I’ll freely admit the thought of buying BSH for £80m instead of buying the club and the stadium for £35m seems a bit crazy.
Once you get past the extra cost involved, it’s maybe not so mad.
For example, I think that by buying the whole of the listed company in one go, some of the major obstacles involved with buying the club would disappear quickly.
Take the EFL investigation into Wang Yaohui, aka the elusive Mr King.
I imagine that if the whole of BSH is taken over by a new consortium in one go, then that investigation would be quietly wound down and Blues would get a token slap on the wrist.
This is because I’m fairly sure that a change in hands of the ownership of BSH would resolve a lot of problems for the EFL.
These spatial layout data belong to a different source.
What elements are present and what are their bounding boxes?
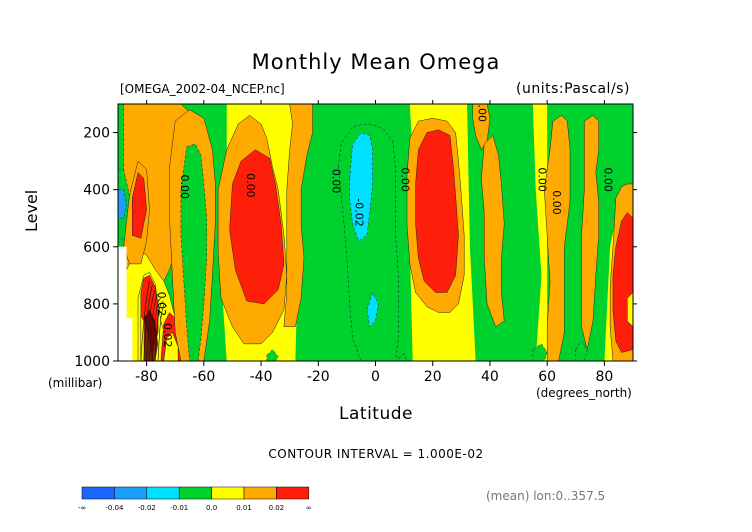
- colorbar-label-6: 0.02: [269, 504, 285, 512]
- units-label: (units:Pascal/s): [516, 81, 630, 97]
- contour-region-19: [366, 291, 379, 328]
- contour-label-4: 0.00: [398, 167, 411, 192]
- contour-label-3: -0.02: [352, 198, 365, 226]
- contour-region-6: [163, 332, 179, 361]
- contour-region-11: [132, 172, 147, 239]
- contour-region-24: [544, 115, 571, 361]
- contour-label-9: 0.02: [155, 292, 168, 317]
- colorbar-label-2: -0.02: [138, 504, 156, 512]
- contour-label-10: 0.02: [161, 323, 174, 348]
- x-axis-label: Latitude: [339, 404, 413, 424]
- contour-line-1: [143, 285, 153, 361]
- contour-region-30: [575, 340, 588, 361]
- contour-region-31: [266, 349, 279, 361]
- x-tick-label-8: 80: [595, 369, 613, 385]
- colorbar-swatch-5: [243, 486, 277, 500]
- contour-label-7: 0.00: [550, 190, 563, 215]
- contour-label-0: 0.00: [178, 175, 191, 200]
- contour-line-5: [154, 301, 165, 361]
- contour-label-8: 0.00: [601, 167, 614, 192]
- y-tick-label-1: 400: [83, 183, 110, 199]
- contour-line-6: [157, 304, 167, 361]
- contour-line-0: [140, 280, 150, 361]
- contour-label-5: 0.00: [476, 97, 489, 122]
- mean-lon-label: (mean) lon:0..357.5: [486, 489, 606, 503]
- contour-region-23: [481, 134, 505, 328]
- y-tick-label-2: 600: [83, 240, 110, 256]
- missing-data: [118, 246, 133, 361]
- colorbar-label-1: -0.04: [105, 504, 124, 512]
- x-tick-label-5: 20: [424, 369, 442, 385]
- colorbar-swatch-4: [211, 486, 245, 500]
- colorbar-swatch-6: [276, 486, 310, 500]
- file-label: [OMEGA_2002-04_NCEP.nc]: [120, 82, 285, 96]
- colorbar-swatch-2: [146, 486, 180, 500]
- x-tick-label-2: -40: [250, 369, 273, 385]
- contour-region-9: [118, 189, 127, 219]
- x-tick-label-3: -20: [307, 369, 330, 385]
- y-tick-label-4: 1000: [74, 354, 110, 370]
- chart-title: Monthly Mean Omega: [251, 50, 501, 74]
- contour-line-3: [149, 293, 159, 361]
- colorbar-label-7: ∞: [306, 504, 312, 512]
- contour-region-18: [349, 132, 373, 242]
- x-tick-label-1: -60: [192, 369, 215, 385]
- colorbar-label-0: -∞: [78, 504, 86, 512]
- contour-label-2: 0.00: [330, 169, 343, 194]
- contour-region-21: [415, 129, 459, 293]
- x-tick-label-7: 60: [538, 369, 556, 385]
- contour-line-2: [146, 289, 156, 361]
- colorbar-swatch-0: [81, 486, 115, 500]
- colorbar-label-3: -0.01: [170, 504, 188, 512]
- colorbar-swatch-3: [178, 486, 212, 500]
- y-axis-units: (millibar): [48, 376, 103, 390]
- x-tick-label-4: 0: [371, 369, 380, 385]
- colorbar-label-5: 0.01: [236, 504, 252, 512]
- contour-interval-label: CONTOUR INTERVAL = 1.000E-02: [268, 447, 484, 461]
- contour-region-15: [229, 149, 285, 305]
- x-axis-units: (degrees_north): [536, 386, 632, 400]
- contour-region-32: [398, 353, 408, 361]
- colorbar-swatch-1: [114, 486, 148, 500]
- contour-region-13: [180, 143, 207, 361]
- colorbar-label-4: 0.0: [206, 504, 217, 512]
- contour-region-16: [283, 104, 313, 327]
- contour-region-28: [627, 292, 633, 328]
- y-tick-label-0: 200: [83, 126, 110, 142]
- contour-line-4: [152, 297, 162, 361]
- x-tick-label-6: 40: [481, 369, 499, 385]
- y-tick-label-3: 800: [83, 297, 110, 313]
- x-tick-label-0: -80: [135, 369, 158, 385]
- contour-region-25: [581, 115, 599, 350]
- contour-label-1: 0.00: [244, 173, 257, 198]
- contour-fields: 0.00 0.00 0.00-0.020.000.000.000.000.000.0…: [118, 97, 633, 361]
- contour-label-6: 0.00: [536, 167, 549, 192]
- contour-region-29: [532, 343, 548, 361]
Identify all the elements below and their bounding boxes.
The lack of need for a management deal or a prolonged sale also removes the need for trust that a deal will be completed.
With the listing itself being worth £40M one would hope that some costs could be recouped fairly quickly too.
It’s not a move for the foolhardy though.
I would imagine that the due diligence involved in buying the whole of BSH would need to be very carefully conducted. One would want to be 100% sure of what they were getting, with no nasty surprises financial or otherwise.
Likewise, even if a consortium bought 100% of BSH, I’m not sure how the purchase of the 21.64% stake in the club owned by Oriental Rainbow Investments would be completed, along with the purchase of the stadium.
However, the fact that this is now somewhat in the realm of possibility should give us all hope.
While it’s important to reiterate that I’m not an accountant or a lawyer and that my knowledge of this kind of transaction is very limited, what I want people to take from this article is that there should be always be some hope that a deal can be done.
If a simple blogger sitting in his underpants tapping at a keyboard can throw out a couple of ideas to get around the hurdles of buying BCFC, imagine what some top lawyers and accountants could do.
Rather than sitting looking glum and thinking that “this will never happen”, we should understand that there is always a chance that it might.
I’m not saying a deal is done or that it’s all going to be sunshine and lollipops soon. I’d hope people have learned the lessons from last year as to why I could not and would not say that.
However, the situation is not completely hopeless either.
Just as I’ve often opined that we need to be circumspect rather than prematurely celebrating a takeover, we also need to reign in some of the utter negativity out there.